Another body looking at nanoparticles for medical applications is the University of Urbin in Italy. In its research, funded partly by Philips Research, the university is trying to encapsulate magnetic nanoparticles inside living blood cells. This will make the blood cells more visible for longer periods of time when used with medical imaging equipment. Existing contrast agents are quickly excreted from the blood via the liver, making it difficult to obtain accurate images.

The new particles that the university has developed go right inside the red blood cells and can last up to 120 days, often longer than the life of the blood cell itself.

Philips and the university have entered into a two-and-a-half-year research project to investigate these particles further. The goal is to find a better way of treating cardiovascular diseases. Medical imaging is used in this area to help guide surgeons using a catheter inserted into the heart to destroy tissue causing abnormal electrical signals.

This complex procedure can take hours which stretches the use of normal contrast agents to highlight blood flow. The new nanoparticles could, in future, help the surgeon see the volume of blood in each of the heart's chambers.

This process could also be used as another drug delivery method as it has the potential keep the drug in the body longer. This would aid some treatments where the medicines effectiveness is limited because the body expels them too quickly.

"Pure gold nanorods are wand-like nanoparticles that could help in diagnosing diseases."
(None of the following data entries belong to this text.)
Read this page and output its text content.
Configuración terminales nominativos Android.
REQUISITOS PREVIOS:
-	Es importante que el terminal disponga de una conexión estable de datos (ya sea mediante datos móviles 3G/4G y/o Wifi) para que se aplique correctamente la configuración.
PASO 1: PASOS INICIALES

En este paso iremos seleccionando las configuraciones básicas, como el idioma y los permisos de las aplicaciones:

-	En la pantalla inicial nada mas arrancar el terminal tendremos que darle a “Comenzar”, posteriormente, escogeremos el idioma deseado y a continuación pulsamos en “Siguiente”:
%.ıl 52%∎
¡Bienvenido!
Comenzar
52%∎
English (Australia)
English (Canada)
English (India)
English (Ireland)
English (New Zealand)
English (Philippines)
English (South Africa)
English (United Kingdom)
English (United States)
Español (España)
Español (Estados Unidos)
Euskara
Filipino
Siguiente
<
In Texas, scientists at Rice University in Houston have been working on producing pure gold nanorods. These are wand-like nanoparticles that could help in diagnosing diseases.

The university is also looking at using nanoparticles coated with gold for cancer treatments.

Scientists have found already that these can kill cancer tumours in mice, using an infra-red laser to heat up the gold and kill the cancer cells to which it is attached.

Throughout all of the research being undertaken today, what is clear is that it is bringing together scientists from all over the world and from a wide circle of disciplines. While the eventual uses of the technology might not be so well defined, many feel that impressive as recent achievements are, what is most exciting is that we have only just begun to scratch the surface of all this technology has to offer.